Why, then, has Minnesota drawn such disproportionate attention? Part of the answer lies in timing and narrative accumulation. The Feeding Our Future case primed national audiences to see Minnesota as a cautionary tale. Subsequent investigations—some real, some merely announced—were then interpreted through that lens. When federal prosecutors later stated that they were reviewing many billions of dollars in Medicaid spending for potential fraud across numerous programs and over many years, that statement was quickly compressed into the claim that “billions have been stolen.” The crucial qualifiers—timeframe, scope, and legal status—fell away.
The child-care allegations that gained traction through viral social-media videos illustrate the same dynamic.
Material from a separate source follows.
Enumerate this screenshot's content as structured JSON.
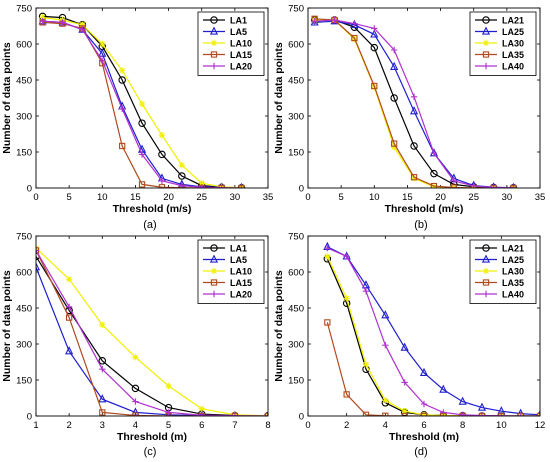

These claims triggered audits and inspections, as they should have. But as of now, they have not produced confirmed criminal cases commensurate with the scale suggested in political discourse. Investigation is not proof; scrutiny is not conviction. Treating them as such collapses due process into theater.
None of this is to deny the importance of vigilance. Public trust depends on governments taking fraud seriously, and Minnesota officials have legitimate questions to answer about oversight capacity and internal controls. But there is a difference between arguing for stronger administration and implying that a state is hemorrhaging public money at unprecedented rates. The evidence does not support the latter conclusion.
Indeed, if one were to describe Minnesota’s recent experience in neutral terms, it would sound familiar: a handful of mid-seven-figure fraud schemes uncovered through routine law-enforcement work; broader audits identifying vulnerabilities; prosecutors using expansive language about potential exposure to justify intensified investigation; and politicians converting that language into slogans. This pattern is not unique to Minnesota. It is the normal background noise of modern administrative governance.
The risk, in exaggerating that noise, is not merely rhetorical excess. Inflated claims of fraud can undermine confidence in programs that, by comparative measures, function reasonably well. They can also distort policy debate, shifting attention away from the mundane but essential work of improving oversight toward symbolic gestures and punitive freezes that harm legitimate providers and beneficiaries.
Measured against other states, Minnesota is not an outlier. Measured against the numbers invoked in political debate, the confirmed fraud of the past two years is relatively small. Recognizing these facts does not excuse wrongdoing. It restores proportion. And in public discussion of public institutions, proportion is not a luxury—it is a civic necessity.
Jonathan N. Badger teaches at St. John's College in Annapolis, Md. and is the author of the Substack, Idiosocratic.